Says Admiral Mike Mullen, Chairman of the Joint Chiefs of Staff. Mullen notes that within two years the annual interest on the debt will be almost as much as the bloated annual Department of Defense Budget of $700 billion. Well said. Even better if Mullen would have pointed out that the debt is only a noticeable symptom of the real threat posed by the expanding size and scope of federal government.

Why not appease the far left (ending the war) while simultaneously enacting policy advocated by the far right (cutting federal expenditures and reducing the debt obligation)? Ah, if only interest group politics operated the same way they do in my constrained day-dreams.

2 Comment(s)

  1. Future interest rates are a big unknown, and those rates have almost nowhere to go but up.

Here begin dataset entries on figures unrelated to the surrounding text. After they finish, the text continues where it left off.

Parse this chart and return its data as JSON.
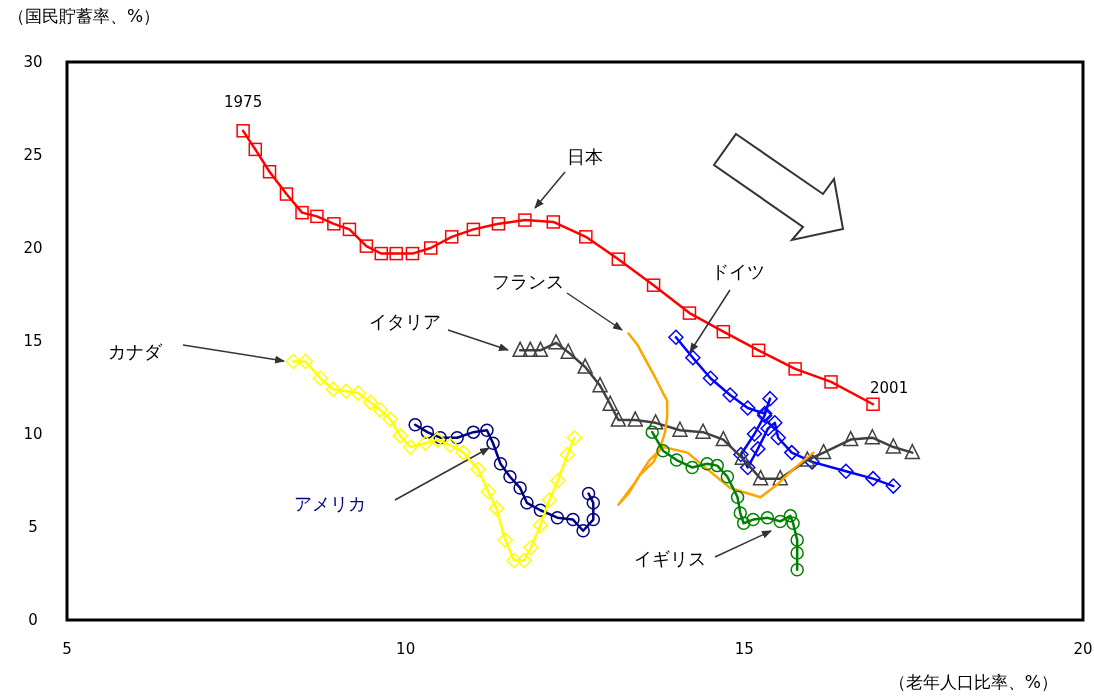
{
  "chart_data": {
    "type": "line",
    "xlabel": "（老年人口比率、%）",
    "ylabel": "（国民貯蓄率、%）",
    "xlim": [
      5,
      20
    ],
    "ylim": [
      0,
      30
    ],
    "xticks": [
      5,
      10,
      15,
      20
    ],
    "yticks": [
      0,
      5,
      10,
      15,
      20,
      25,
      30
    ],
    "grid": false,
    "line_style": "solid",
    "annotations": [
      {
        "text": "1975",
        "x": 7.6,
        "y": 26.3
      },
      {
        "text": "2001",
        "x": 16.9,
        "y": 11.6
      }
    ],
    "series": [
      {
        "name": "日本",
        "color": "#ff0000",
        "marker": "square",
        "x": [
          7.6,
          7.78,
          7.99,
          8.24,
          8.47,
          8.69,
          8.94,
          9.17,
          9.42,
          9.64,
          9.86,
          10.1,
          10.37,
          10.68,
          11.0,
          11.37,
          11.76,
          12.18,
          12.66,
          13.14,
          13.66,
          14.19,
          14.69,
          15.21,
          15.75,
          16.28,
          16.9
        ],
        "values": [
          26.3,
          25.3,
          24.1,
          22.9,
          21.9,
          21.7,
          21.3,
          21.0,
          20.1,
          19.7,
          19.7,
          19.7,
          20.0,
          20.6,
          21.0,
          21.3,
          21.5,
          21.4,
          20.6,
          19.4,
          18.0,
          16.5,
          15.5,
          14.5,
          13.5,
          12.8,
          11.6
        ]
      },
      {
        "name": "ドイツ",
        "color": "#0000ff",
        "marker": "diamond",
        "x": [
          13.99,
          14.24,
          14.5,
          14.79,
          15.05,
          15.3,
          15.38,
          15.3,
          15.15,
          14.95,
          15.05,
          15.2,
          15.35,
          15.45,
          15.5,
          15.7,
          16.0,
          16.5,
          16.9,
          17.2
        ],
        "values": [
          15.2,
          14.1,
          13.0,
          12.1,
          11.4,
          11.1,
          11.9,
          11.0,
          10.0,
          8.9,
          8.2,
          9.2,
          10.3,
          10.6,
          9.8,
          9.0,
          8.5,
          8.0,
          7.6,
          7.2
        ]
      },
      {
        "name": "イタリア",
        "color": "#404040",
        "marker": "triangle",
        "x": [
          11.69,
          11.84,
          11.99,
          12.22,
          12.4,
          12.65,
          12.87,
          13.02,
          13.14,
          13.39,
          13.69,
          14.05,
          14.39,
          14.69,
          14.97,
          15.24,
          15.53,
          15.93,
          16.17,
          16.57,
          16.89,
          17.2,
          17.48
        ],
        "values": [
          14.5,
          14.5,
          14.5,
          14.9,
          14.4,
          13.6,
          12.6,
          11.6,
          10.75,
          10.75,
          10.6,
          10.2,
          10.1,
          9.7,
          8.7,
          7.6,
          7.6,
          8.6,
          9.0,
          9.7,
          9.8,
          9.3,
          9.0
        ]
      },
      {
        "name": "フランス",
        "color": "#ffa500",
        "marker": "none",
        "x": [
          13.29,
          13.42,
          13.57,
          13.69,
          13.8,
          13.86,
          13.86,
          13.83,
          13.76,
          13.66,
          13.46,
          13.29,
          13.14,
          13.35,
          13.6,
          13.8,
          14.16,
          14.39,
          14.79,
          15.24,
          15.49,
          15.72,
          16.02
        ],
        "values": [
          15.4,
          14.8,
          13.8,
          13.0,
          12.2,
          11.8,
          10.9,
          10.1,
          9.3,
          8.5,
          7.8,
          6.8,
          6.2,
          7.2,
          8.6,
          9.3,
          9.0,
          8.3,
          7.1,
          6.6,
          7.3,
          8.1,
          9.0
        ]
      },
      {
        "name": "イギリス",
        "color": "#008000",
        "marker": "circle",
        "x": [
          13.64,
          13.8,
          14.0,
          14.23,
          14.45,
          14.6,
          14.75,
          14.9,
          14.94,
          14.99,
          15.13,
          15.34,
          15.53,
          15.68,
          15.72,
          15.78,
          15.78,
          15.78
        ],
        "values": [
          10.1,
          9.1,
          8.6,
          8.2,
          8.4,
          8.3,
          7.7,
          6.6,
          5.75,
          5.2,
          5.4,
          5.5,
          5.3,
          5.6,
          5.2,
          4.3,
          3.6,
          2.7
        ]
      },
      {
        "name": "アメリカ",
        "color": "#000080",
        "marker": "circle",
        "x": [
          10.14,
          10.32,
          10.51,
          10.76,
          11.0,
          11.2,
          11.29,
          11.4,
          11.54,
          11.69,
          11.79,
          11.99,
          12.24,
          12.47,
          12.62,
          12.77,
          12.77,
          12.7
        ],
        "values": [
          10.5,
          10.1,
          9.8,
          9.8,
          10.1,
          10.2,
          9.5,
          8.4,
          7.7,
          7.1,
          6.3,
          5.9,
          5.5,
          5.4,
          4.8,
          5.4,
          6.3,
          6.8
        ]
      },
      {
        "name": "カナダ",
        "color": "#ffff00",
        "marker": "diamond",
        "x": [
          8.34,
          8.52,
          8.74,
          8.93,
          9.12,
          9.3,
          9.48,
          9.62,
          9.77,
          9.92,
          10.07,
          10.29,
          10.47,
          10.66,
          10.85,
          11.07,
          11.22,
          11.34,
          11.47,
          11.6,
          11.75,
          11.85,
          11.99,
          12.12,
          12.25,
          12.39,
          12.49
        ],
        "values": [
          13.9,
          13.9,
          13.0,
          12.4,
          12.3,
          12.2,
          11.7,
          11.3,
          10.8,
          9.9,
          9.3,
          9.5,
          9.7,
          9.4,
          9.0,
          8.1,
          6.9,
          6.0,
          4.3,
          3.2,
          3.2,
          3.9,
          5.1,
          6.45,
          7.5,
          8.9,
          9.8
        ]
      }
    ]
  }
}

So the $700 billion estimate of future interest costs may turn out too low.

    Warren Gibson | Jul 7, 2010 | Reply

  2. “The borrower is slave to the lender.”

    Bankruptcy protection affords a limit to the slavery of debt for the individual, but for nations (governments) there is no protection but the maintenance of a military that can deter the lenders’ collection agents, other nations’ armies.

    The U.S. has no real need to go into debt. The U.S.’ power to tax is unlimited. The classes of taxation are limited, but the degree of taxation within those classifications is not.

    What is the problem with raising a revenue by taxation rather than by borrowing, which cannot ever be repaid, but constitutes a continual bleeding of the people taxed?

    The practice of moneylending at usury (“interest”) is condemned by the Bible, and has been condemned by many writers over the ages. When money is created (fantasized) from nothing, it cannot be repaid, for even if the entire principal is returned to the lender, the usury remains to be paid. The lenders do not want the principal back, anyway. They want to keep it out, gathering the usury. You can see this in their practices: as fast as payments (principal and usury) come in, they are lent back out, less expenses, which for large moneylenders is minimal compared tot he volume of money lent.

    “Usury” came to have such an opprobrious meaning that the milder term “interest” was substituted. In the Hebrew, the word translated “usury” in older English Bibles and “interest” in recent ones means “the bite of a poisonous serpent.”